To achieve a high degree of methodologic rigor in correctly identifying retinopathy outcomes, we had expert ophthalmologists perform masked adjudication of all screening studies, and we assessed the intra-rater reliability of these study interpretations. Therefore, our study adds to the literature more accurate estimates of retinopathy risk. We found a lower cumulative incidence of retinopathy than was identified in the 2014 study, but the risk is still noteworthy.



Also unique to our study, we graded the severity of HCQ retinopathy outcomes. This was important, as we found that the majority of retinopathy cases detected through routine screening are mild and presumed to be asymptomatic. This will likely be reassuring news for patients that we can screen for this adverse event to detect it early and prevent vision loss.

Another important difference was that we assessed the risk of retinopathy associated with using over 6 mg/kg per day, between 5 and 6 mg/kg per day, and less than 5 mg/kg per day, whereas the highest dosing group assessed in the 2014 study included all patients using over 5 mg/kg per day. The risk was considerably higher in the > 6 mg/kg per day group than in the 5-6 mg/kg per day group.

Q: How can rheumatologists and ophthalmologists use this new information specifically to better treat their patients?
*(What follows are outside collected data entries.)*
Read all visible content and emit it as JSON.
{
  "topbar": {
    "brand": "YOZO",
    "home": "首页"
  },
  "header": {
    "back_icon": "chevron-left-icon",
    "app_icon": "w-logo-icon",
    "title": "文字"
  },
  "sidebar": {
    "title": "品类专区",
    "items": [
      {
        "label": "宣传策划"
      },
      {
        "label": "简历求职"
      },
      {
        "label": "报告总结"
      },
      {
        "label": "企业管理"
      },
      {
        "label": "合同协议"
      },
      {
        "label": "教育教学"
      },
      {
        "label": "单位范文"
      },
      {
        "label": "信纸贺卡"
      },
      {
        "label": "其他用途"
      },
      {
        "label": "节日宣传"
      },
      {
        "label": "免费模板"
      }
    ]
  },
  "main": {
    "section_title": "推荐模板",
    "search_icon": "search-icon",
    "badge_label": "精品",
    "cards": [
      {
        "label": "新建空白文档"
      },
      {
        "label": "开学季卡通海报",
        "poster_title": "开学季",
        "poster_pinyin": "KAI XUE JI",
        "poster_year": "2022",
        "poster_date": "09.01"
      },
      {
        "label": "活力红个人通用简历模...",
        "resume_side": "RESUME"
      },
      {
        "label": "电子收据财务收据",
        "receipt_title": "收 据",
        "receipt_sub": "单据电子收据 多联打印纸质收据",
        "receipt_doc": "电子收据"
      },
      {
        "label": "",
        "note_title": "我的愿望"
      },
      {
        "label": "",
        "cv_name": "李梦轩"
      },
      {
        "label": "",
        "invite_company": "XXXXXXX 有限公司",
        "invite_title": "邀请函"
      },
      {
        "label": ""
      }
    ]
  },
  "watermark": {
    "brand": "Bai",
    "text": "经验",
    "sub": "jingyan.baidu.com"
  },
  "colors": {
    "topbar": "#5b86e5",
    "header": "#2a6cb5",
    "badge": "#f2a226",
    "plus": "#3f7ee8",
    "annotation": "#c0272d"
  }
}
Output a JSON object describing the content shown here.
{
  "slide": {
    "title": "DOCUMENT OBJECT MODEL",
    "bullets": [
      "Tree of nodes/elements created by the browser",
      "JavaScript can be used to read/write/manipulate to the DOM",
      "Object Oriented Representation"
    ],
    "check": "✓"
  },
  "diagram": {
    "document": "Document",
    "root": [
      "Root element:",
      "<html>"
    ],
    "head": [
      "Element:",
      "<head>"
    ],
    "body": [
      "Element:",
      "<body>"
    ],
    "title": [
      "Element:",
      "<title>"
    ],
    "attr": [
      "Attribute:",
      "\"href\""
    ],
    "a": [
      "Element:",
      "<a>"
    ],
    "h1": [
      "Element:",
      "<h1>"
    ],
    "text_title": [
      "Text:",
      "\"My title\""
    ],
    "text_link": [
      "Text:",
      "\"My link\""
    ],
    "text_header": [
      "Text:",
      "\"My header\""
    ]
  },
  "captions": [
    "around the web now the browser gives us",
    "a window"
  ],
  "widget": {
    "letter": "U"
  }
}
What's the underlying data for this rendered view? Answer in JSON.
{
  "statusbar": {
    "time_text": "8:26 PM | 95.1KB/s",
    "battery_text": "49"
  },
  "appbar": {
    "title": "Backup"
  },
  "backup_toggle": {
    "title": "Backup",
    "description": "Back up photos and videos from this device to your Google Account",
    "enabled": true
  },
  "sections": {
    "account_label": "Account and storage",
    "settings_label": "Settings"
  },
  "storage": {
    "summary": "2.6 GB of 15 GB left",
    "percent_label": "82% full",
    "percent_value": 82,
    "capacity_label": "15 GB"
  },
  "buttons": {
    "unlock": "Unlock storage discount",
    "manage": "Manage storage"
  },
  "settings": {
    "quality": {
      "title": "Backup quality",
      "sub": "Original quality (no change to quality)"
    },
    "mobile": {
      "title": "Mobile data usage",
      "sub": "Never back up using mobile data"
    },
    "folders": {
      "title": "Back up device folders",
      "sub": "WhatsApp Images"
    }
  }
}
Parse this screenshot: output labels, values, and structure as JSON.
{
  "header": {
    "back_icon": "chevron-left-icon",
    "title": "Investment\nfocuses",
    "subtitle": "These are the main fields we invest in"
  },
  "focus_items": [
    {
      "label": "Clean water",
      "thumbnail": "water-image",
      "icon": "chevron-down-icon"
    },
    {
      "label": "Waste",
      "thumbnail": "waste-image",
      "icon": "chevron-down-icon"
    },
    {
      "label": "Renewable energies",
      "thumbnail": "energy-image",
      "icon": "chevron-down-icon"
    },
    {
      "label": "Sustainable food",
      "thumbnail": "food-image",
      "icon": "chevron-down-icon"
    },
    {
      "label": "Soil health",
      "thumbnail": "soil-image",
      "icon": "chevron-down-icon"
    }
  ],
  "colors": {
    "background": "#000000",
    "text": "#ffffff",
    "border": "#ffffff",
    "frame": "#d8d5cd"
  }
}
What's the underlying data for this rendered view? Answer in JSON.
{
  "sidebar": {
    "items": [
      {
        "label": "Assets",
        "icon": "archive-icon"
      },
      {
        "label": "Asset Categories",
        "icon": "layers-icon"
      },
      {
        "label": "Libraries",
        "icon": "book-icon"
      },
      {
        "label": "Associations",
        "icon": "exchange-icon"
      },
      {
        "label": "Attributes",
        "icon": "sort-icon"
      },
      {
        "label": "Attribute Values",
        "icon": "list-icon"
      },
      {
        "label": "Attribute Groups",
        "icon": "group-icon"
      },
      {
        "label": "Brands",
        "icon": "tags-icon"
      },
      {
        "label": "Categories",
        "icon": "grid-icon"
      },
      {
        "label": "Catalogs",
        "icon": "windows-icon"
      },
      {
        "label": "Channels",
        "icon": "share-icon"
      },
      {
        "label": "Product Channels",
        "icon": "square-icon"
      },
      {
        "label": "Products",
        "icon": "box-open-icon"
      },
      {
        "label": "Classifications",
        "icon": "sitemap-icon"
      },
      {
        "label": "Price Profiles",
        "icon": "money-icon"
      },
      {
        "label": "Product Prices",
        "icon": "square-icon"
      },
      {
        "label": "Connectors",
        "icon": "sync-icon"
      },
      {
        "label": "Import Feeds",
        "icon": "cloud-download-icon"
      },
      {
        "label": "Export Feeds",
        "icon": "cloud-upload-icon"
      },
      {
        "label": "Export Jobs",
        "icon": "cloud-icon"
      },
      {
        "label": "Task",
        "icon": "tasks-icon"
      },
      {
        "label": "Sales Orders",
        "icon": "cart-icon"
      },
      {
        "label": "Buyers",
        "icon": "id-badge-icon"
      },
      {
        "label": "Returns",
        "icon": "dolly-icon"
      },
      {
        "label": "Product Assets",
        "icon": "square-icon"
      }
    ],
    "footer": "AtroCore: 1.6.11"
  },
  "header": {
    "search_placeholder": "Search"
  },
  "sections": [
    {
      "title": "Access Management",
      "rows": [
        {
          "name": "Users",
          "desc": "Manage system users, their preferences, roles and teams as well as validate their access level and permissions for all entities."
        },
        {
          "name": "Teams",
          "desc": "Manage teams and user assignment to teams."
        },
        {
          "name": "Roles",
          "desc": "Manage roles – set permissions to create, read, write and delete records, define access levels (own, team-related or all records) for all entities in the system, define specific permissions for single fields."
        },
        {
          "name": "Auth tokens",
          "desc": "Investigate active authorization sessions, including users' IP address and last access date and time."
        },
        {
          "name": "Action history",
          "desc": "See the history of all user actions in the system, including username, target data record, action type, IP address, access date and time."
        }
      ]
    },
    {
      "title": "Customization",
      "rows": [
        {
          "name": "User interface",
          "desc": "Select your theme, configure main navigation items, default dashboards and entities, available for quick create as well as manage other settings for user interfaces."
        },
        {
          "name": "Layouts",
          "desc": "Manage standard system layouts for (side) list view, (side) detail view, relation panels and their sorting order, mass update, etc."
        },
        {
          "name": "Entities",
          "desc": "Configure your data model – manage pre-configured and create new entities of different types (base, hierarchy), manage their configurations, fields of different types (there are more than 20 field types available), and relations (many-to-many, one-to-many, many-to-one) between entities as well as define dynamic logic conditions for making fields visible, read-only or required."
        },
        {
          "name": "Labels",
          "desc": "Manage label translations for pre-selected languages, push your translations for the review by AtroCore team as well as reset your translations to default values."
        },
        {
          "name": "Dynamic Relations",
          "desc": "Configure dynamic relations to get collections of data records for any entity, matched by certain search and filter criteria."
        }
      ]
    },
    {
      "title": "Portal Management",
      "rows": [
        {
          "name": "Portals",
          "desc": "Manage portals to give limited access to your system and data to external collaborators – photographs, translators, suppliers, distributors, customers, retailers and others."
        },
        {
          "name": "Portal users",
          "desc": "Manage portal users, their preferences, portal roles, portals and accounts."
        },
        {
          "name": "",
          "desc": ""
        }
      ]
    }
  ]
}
A: Our study provides more accurate estimates of the risk of HCQ retinopathy than in prior studies. These risk estimates can be used when rheumatologists (and other clinicians who prescribe HCQ) consider the risks and benefits of this otherwise important and well-tolerated medication. The risk associated with different dose ranges could also inform dosing decisions, since dosing over 6 mg/kg per day may be more of a concern than using doses in the 5-6 mg/kg range. Ophthalmologists can also use these new risk estimates to counsel patients of the importance of HCQ retinopathy screening and can also hopefully provide some reassurance to patients that the risk of severe retinopathy is low as long as they are being monitored.

The study authors were supported by grants from the National Institute of Arthritis and Musculoskeletal and Skin Diseases and the Rheumatology Research Foundation. The authors report no relevant financial relationships. Dr. Bose and Dr. Mirza had no relevant disclosures.

A version of this article first appeared on Medscape.com.